Com o movimento do 25 de Abril não se alteraram minimamente as relações de capital/trabalho existente durante o tempo do salazarismo e do marcelismo.

A hierarquização de classes no seio da empresa

No que respeita à distinção socio-económica dos trabalhadores da TAP, poderemos apontar em primeira análise o grande desnível de salários, que vão actualmente dos 5050$00 até aos cinquenta e tantos contos. Se a diferenciação salarial é grande no todo da empresa, o desnível revela-se de forma particularmente aguda entre o pessoal que trabalha em terra (operários da manutrnção dos aviões, serviços administrativos, etc.) e o pessoal do voo, cujos ordenados mínimos são de cerca de dez contos. Note-se que um operário da manutenção, que tem a responsabilidade directa da segurança mecânica do avião, recebe cerca de metade — em média — do pessoal que recebe as refeições a bordo do avião, em vez de haver um nivelamento dos salários, como seria justo.

A reorganização da empresa A TAP continuou a ser gerida, após o 25 de Abril, em benefício do capital, embora a Administração tenha sido substituída (provisoriamente?...) por uma Comissão Administrativa formada por elementos nomeados pela Junta de Salvação Nacional (em número de 4) e elementos eleitos pelos trabalhadores (em número de 3). Desde já se compreende que os elementos nomeados têm sempre a maioria sobre os elementos eleitos. Vejamos agora quem são estes 7 elementos da Comissão Administrativa. Veremos em seguida o processo de eleição que foi utilizado.

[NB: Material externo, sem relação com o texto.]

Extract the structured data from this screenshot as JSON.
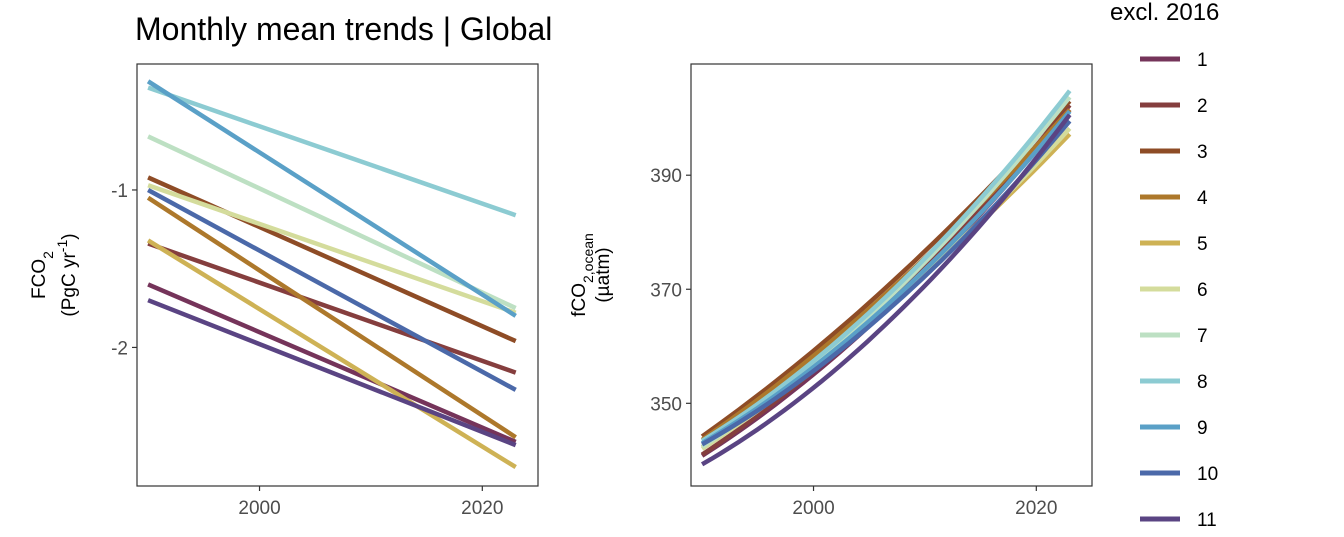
{
  "figure": {
    "title": "Monthly mean trends | Global",
    "legend_title": "excl. 2016"
  },
  "chart_data": [
    {
      "type": "line",
      "panel": "left",
      "ylabel_main": "FCO",
      "ylabel_sub": "2",
      "ylabel_unit_a": "(PgC yr",
      "ylabel_unit_sup": "-1",
      "ylabel_unit_b": ")",
      "xlim": [
        1989,
        2025
      ],
      "ylim": [
        -2.88,
        -0.2
      ],
      "xticks": [
        2000,
        2020
      ],
      "yticks": [
        -1,
        -2
      ],
      "x": [
        1990,
        2023
      ],
      "series": [
        {
          "name": "1",
          "color": "#75345A",
          "values": [
            -1.6,
            -2.6
          ]
        },
        {
          "name": "2",
          "color": "#853E3E",
          "values": [
            -1.34,
            -2.16
          ]
        },
        {
          "name": "3",
          "color": "#8E4C26",
          "values": [
            -0.92,
            -1.96
          ]
        },
        {
          "name": "4",
          "color": "#AD782B",
          "values": [
            -1.05,
            -2.57
          ]
        },
        {
          "name": "5",
          "color": "#CEB255",
          "values": [
            -1.32,
            -2.76
          ]
        },
        {
          "name": "6",
          "color": "#D4DC9C",
          "values": [
            -0.97,
            -1.78
          ]
        },
        {
          "name": "7",
          "color": "#BDE0C3",
          "values": [
            -0.66,
            -1.75
          ]
        },
        {
          "name": "8",
          "color": "#8CCBD2",
          "values": [
            -0.35,
            -1.16
          ]
        },
        {
          "name": "9",
          "color": "#5AA0C7",
          "values": [
            -0.31,
            -1.8
          ]
        },
        {
          "name": "10",
          "color": "#4B69A9",
          "values": [
            -1.0,
            -2.27
          ]
        },
        {
          "name": "11",
          "color": "#5A4483",
          "values": [
            -1.7,
            -2.62
          ]
        }
      ]
    },
    {
      "type": "line",
      "panel": "right",
      "ylabel_main": "fCO",
      "ylabel_sub": "2,ocean",
      "ylabel_unit": "(µatm)",
      "xlim": [
        1989,
        2025
      ],
      "ylim": [
        335.5,
        409.5
      ],
      "xticks": [
        2000,
        2020
      ],
      "yticks": [
        350,
        370,
        390
      ],
      "x": [
        1990,
        2023
      ],
      "series": [
        {
          "name": "1",
          "color": "#75345A",
          "start": 340.8,
          "end": 401.5,
          "slope_start": 1.25
        },
        {
          "name": "2",
          "color": "#853E3E",
          "start": 341.0,
          "end": 402.3,
          "slope_start": 1.3
        },
        {
          "name": "3",
          "color": "#8E4C26",
          "start": 344.2,
          "end": 403.0,
          "slope_start": 1.38
        },
        {
          "name": "4",
          "color": "#AD782B",
          "start": 343.6,
          "end": 401.5,
          "slope_start": 1.35
        },
        {
          "name": "5",
          "color": "#CEB255",
          "start": 342.3,
          "end": 397.2,
          "slope_start": 1.3
        },
        {
          "name": "6",
          "color": "#D4DC9C",
          "start": 342.0,
          "end": 398.2,
          "slope_start": 1.28
        },
        {
          "name": "7",
          "color": "#BDE0C3",
          "start": 342.4,
          "end": 403.7,
          "slope_start": 1.25
        },
        {
          "name": "8",
          "color": "#8CCBD2",
          "start": 343.4,
          "end": 404.8,
          "slope_start": 1.2
        },
        {
          "name": "9",
          "color": "#5AA0C7",
          "start": 343.0,
          "end": 401.2,
          "slope_start": 1.15
        },
        {
          "name": "10",
          "color": "#4B69A9",
          "start": 342.8,
          "end": 399.5,
          "slope_start": 1.1
        },
        {
          "name": "11",
          "color": "#5A4483",
          "start": 339.3,
          "end": 400.6,
          "slope_start": 1.12
        }
      ]
    }
  ]
}
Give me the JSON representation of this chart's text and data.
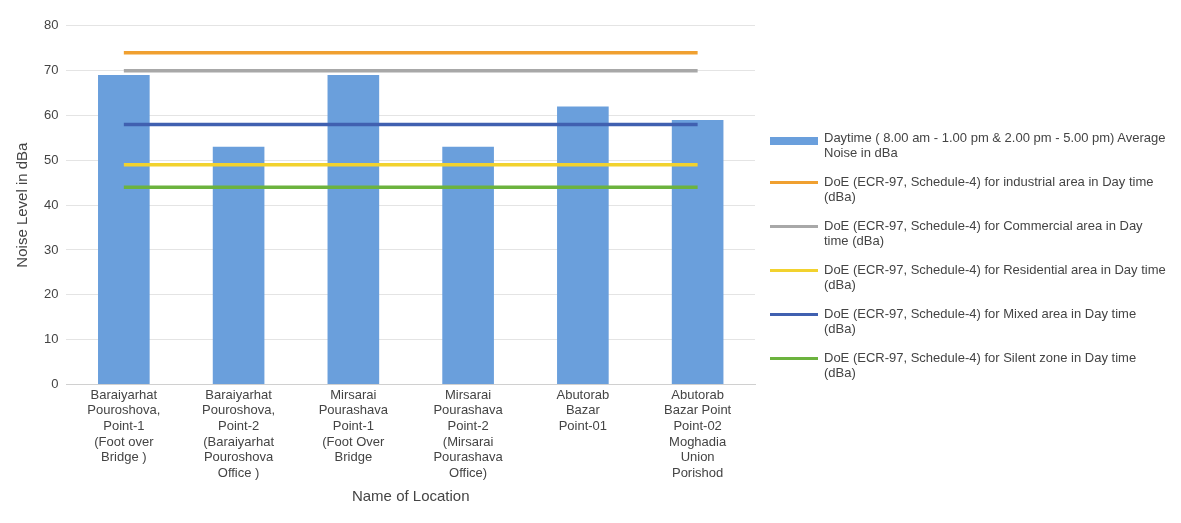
{
  "chart_data": {
    "type": "bar",
    "categories": [
      "Baraiyarhat Pouroshova, Point-1 (Foot over Bridge )",
      "Baraiyarhat Pouroshova, Point-2 (Baraiyarhat Pouroshova Office )",
      "Mirsarai Pourashava Point-1 (Foot Over Bridge",
      "Mirsarai Pourashava Point-2 (Mirsarai Pourashava Office)",
      "Abutorab Bazar Point-01",
      "Abutorab Bazar Point Point-02 Moghadia Union Porishod"
    ],
    "series": [
      {
        "name": "Daytime ( 8.00 am - 1.00 pm & 2.00 pm - 5.00 pm) Average Noise in dBa",
        "color": "#6a9fdc",
        "values": [
          69,
          53,
          69,
          53,
          62,
          59
        ]
      },
      {
        "type": "line",
        "name": "DoE (ECR-97, Schedule-4) for industrial area in Day time (dBa)",
        "color": "#f0a030",
        "values": [
          74,
          74,
          74,
          74,
          74,
          74
        ]
      },
      {
        "type": "line",
        "name": "DoE (ECR-97, Schedule-4) for Commercial area in Day time (dBa)",
        "color": "#a8a8a8",
        "values": [
          70,
          70,
          70,
          70,
          70,
          70
        ]
      },
      {
        "type": "line",
        "name": "DoE (ECR-97, Schedule-4) for Residential area in Day time (dBa)",
        "color": "#f2d22e",
        "values": [
          49,
          49,
          49,
          49,
          49,
          49
        ]
      },
      {
        "type": "line",
        "name": "DoE (ECR-97, Schedule-4) for Mixed area in Day time (dBa)",
        "color": "#4060b0",
        "values": [
          58,
          58,
          58,
          58,
          58,
          58
        ]
      },
      {
        "type": "line",
        "name": "DoE (ECR-97, Schedule-4) for Silent zone in Day time (dBa)",
        "color": "#6cb33e",
        "values": [
          44,
          44,
          44,
          44,
          44,
          44
        ]
      }
    ],
    "xlabel": "Name of Location",
    "ylabel": "Noise Level in dBa",
    "ylim": [
      0,
      80
    ],
    "yticks": [
      0,
      10,
      20,
      30,
      40,
      50,
      60,
      70,
      80
    ],
    "grid": "y",
    "legend": "right",
    "marker": "none",
    "line_style": "solid"
  }
}
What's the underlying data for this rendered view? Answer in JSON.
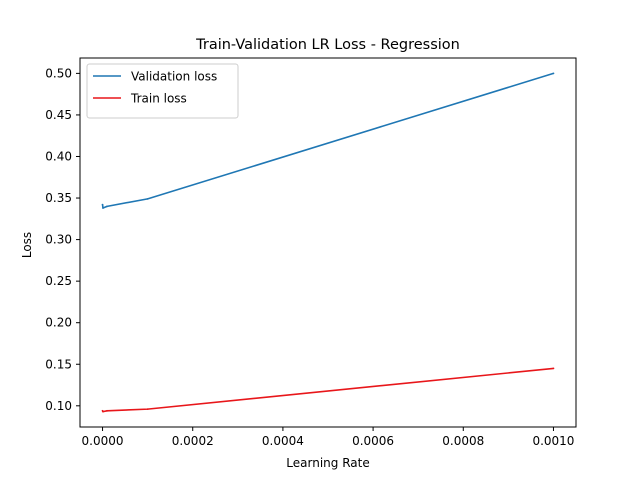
{
  "chart_data": {
    "type": "line",
    "title": "Train-Validation LR Loss - Regression",
    "xlabel": "Learning Rate",
    "ylabel": "Loss",
    "xlim": [
      -5e-05,
      0.00105
    ],
    "ylim": [
      0.0745,
      0.5185
    ],
    "x_ticks": [
      0.0,
      0.0002,
      0.0004,
      0.0006,
      0.0008,
      0.001
    ],
    "x_tick_labels": [
      "0.0000",
      "0.0002",
      "0.0004",
      "0.0006",
      "0.0008",
      "0.0010"
    ],
    "y_ticks": [
      0.1,
      0.15,
      0.2,
      0.25,
      0.3,
      0.35,
      0.4,
      0.45,
      0.5
    ],
    "y_tick_labels": [
      "0.10",
      "0.15",
      "0.20",
      "0.25",
      "0.30",
      "0.35",
      "0.40",
      "0.45",
      "0.50"
    ],
    "grid": false,
    "legend_position": "upper-left",
    "series": [
      {
        "name": "Validation loss",
        "color": "#1f77b4",
        "x": [
          0.0,
          1e-06,
          1e-05,
          0.0001,
          0.001
        ],
        "y": [
          0.342,
          0.338,
          0.34,
          0.349,
          0.5
        ]
      },
      {
        "name": "Train loss",
        "color": "#e8161a",
        "x": [
          0.0,
          1e-06,
          1e-05,
          0.0001,
          0.001
        ],
        "y": [
          0.094,
          0.093,
          0.094,
          0.096,
          0.145
        ]
      }
    ]
  }
}
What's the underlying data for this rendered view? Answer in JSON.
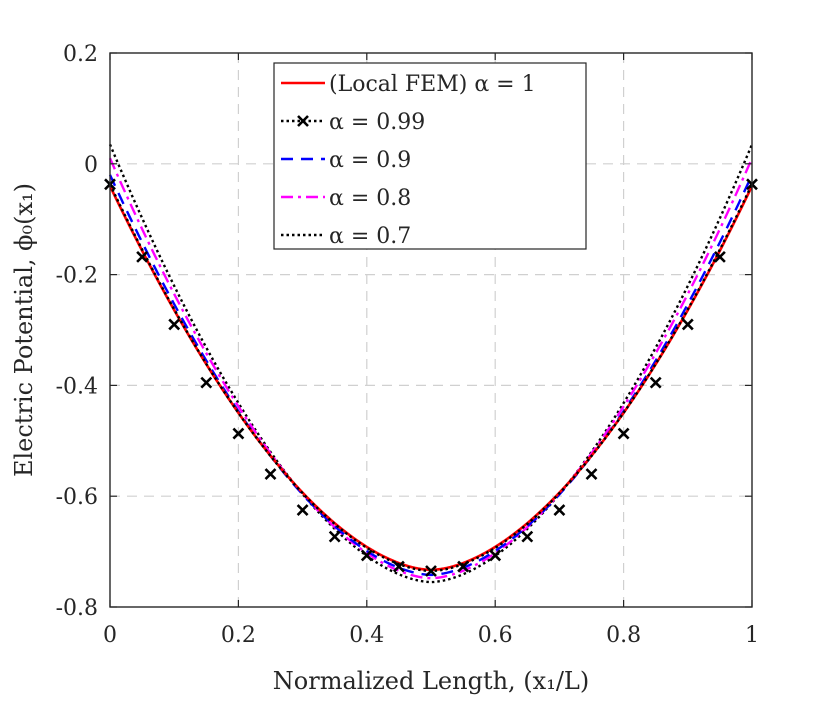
{
  "chart_data": {
    "type": "line",
    "title": "",
    "xlabel": "Normalized Length, (x₁/L)",
    "ylabel": "Electric Potential, ϕ₀(x₁)",
    "xlim": [
      0,
      1
    ],
    "ylim": [
      -0.8,
      0.2
    ],
    "xticks": [
      0,
      0.2,
      0.4,
      0.6,
      0.8,
      1
    ],
    "xtick_labels": [
      "0",
      "0.2",
      "0.4",
      "0.6",
      "0.8",
      "1"
    ],
    "yticks": [
      -0.8,
      -0.6,
      -0.4,
      -0.2,
      0,
      0.2
    ],
    "ytick_labels": [
      "-0.8",
      "-0.6",
      "-0.4",
      "-0.2",
      "0",
      "0.2"
    ],
    "grid": true,
    "legend_position": "top-center",
    "series": [
      {
        "name": "(Local FEM) α = 1",
        "color": "#ff0000",
        "style": "solid",
        "marker": "none",
        "y0": -0.04,
        "ymin": -0.733
      },
      {
        "name": "α = 0.99",
        "color": "#000000",
        "style": "dotted",
        "marker": "x",
        "y0": -0.037,
        "ymin": -0.735
      },
      {
        "name": "α = 0.9",
        "color": "#0000ff",
        "style": "dashed",
        "marker": "none",
        "y0": -0.02,
        "ymin": -0.742
      },
      {
        "name": "α = 0.8",
        "color": "#ff00ff",
        "style": "dashdot",
        "marker": "none",
        "y0": 0.01,
        "ymin": -0.748
      },
      {
        "name": "α = 0.7",
        "color": "#000000",
        "style": "dotted",
        "marker": "none",
        "y0": 0.035,
        "ymin": -0.755
      }
    ],
    "markers_alpha_099": {
      "x": [
        0,
        0.05,
        0.1,
        0.15,
        0.2,
        0.25,
        0.3,
        0.35,
        0.4,
        0.45,
        0.5,
        0.55,
        0.6,
        0.65,
        0.7,
        0.75,
        0.8,
        0.85,
        0.9,
        0.95,
        1
      ],
      "y": [
        -0.037,
        -0.168,
        -0.29,
        -0.395,
        -0.487,
        -0.56,
        -0.625,
        -0.673,
        -0.707,
        -0.727,
        -0.735,
        -0.727,
        -0.707,
        -0.673,
        -0.625,
        -0.56,
        -0.487,
        -0.395,
        -0.29,
        -0.168,
        -0.037
      ]
    }
  }
}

Os 4 elementos nomeados e 1 dos elementos eleitos são comandantes de avião, acrescendo que os 4 nomeados são militares que tinham passado à aviação civil. Dos outros dois eleitos, um era empregado dos serviços de finanças e o outro era operário da manutenção dos aviões. Ora, como há cerca de 1.300 empregados entre o pessoal de vôo, cerca de 3.000 empregados entre o pessoal administrativo, e cerca de 3.000 operários, conclui-se que enquanto por cada 250 elementos do pessoal de vôo (mais ou menos) há um representante na comissão administrativa, existe um só representante para os 3.000 empregados da administração e um só representante para os 3.000 operários. Em conclusão: a aristocracia do pessoal de vôo mais uma vez se manifesta.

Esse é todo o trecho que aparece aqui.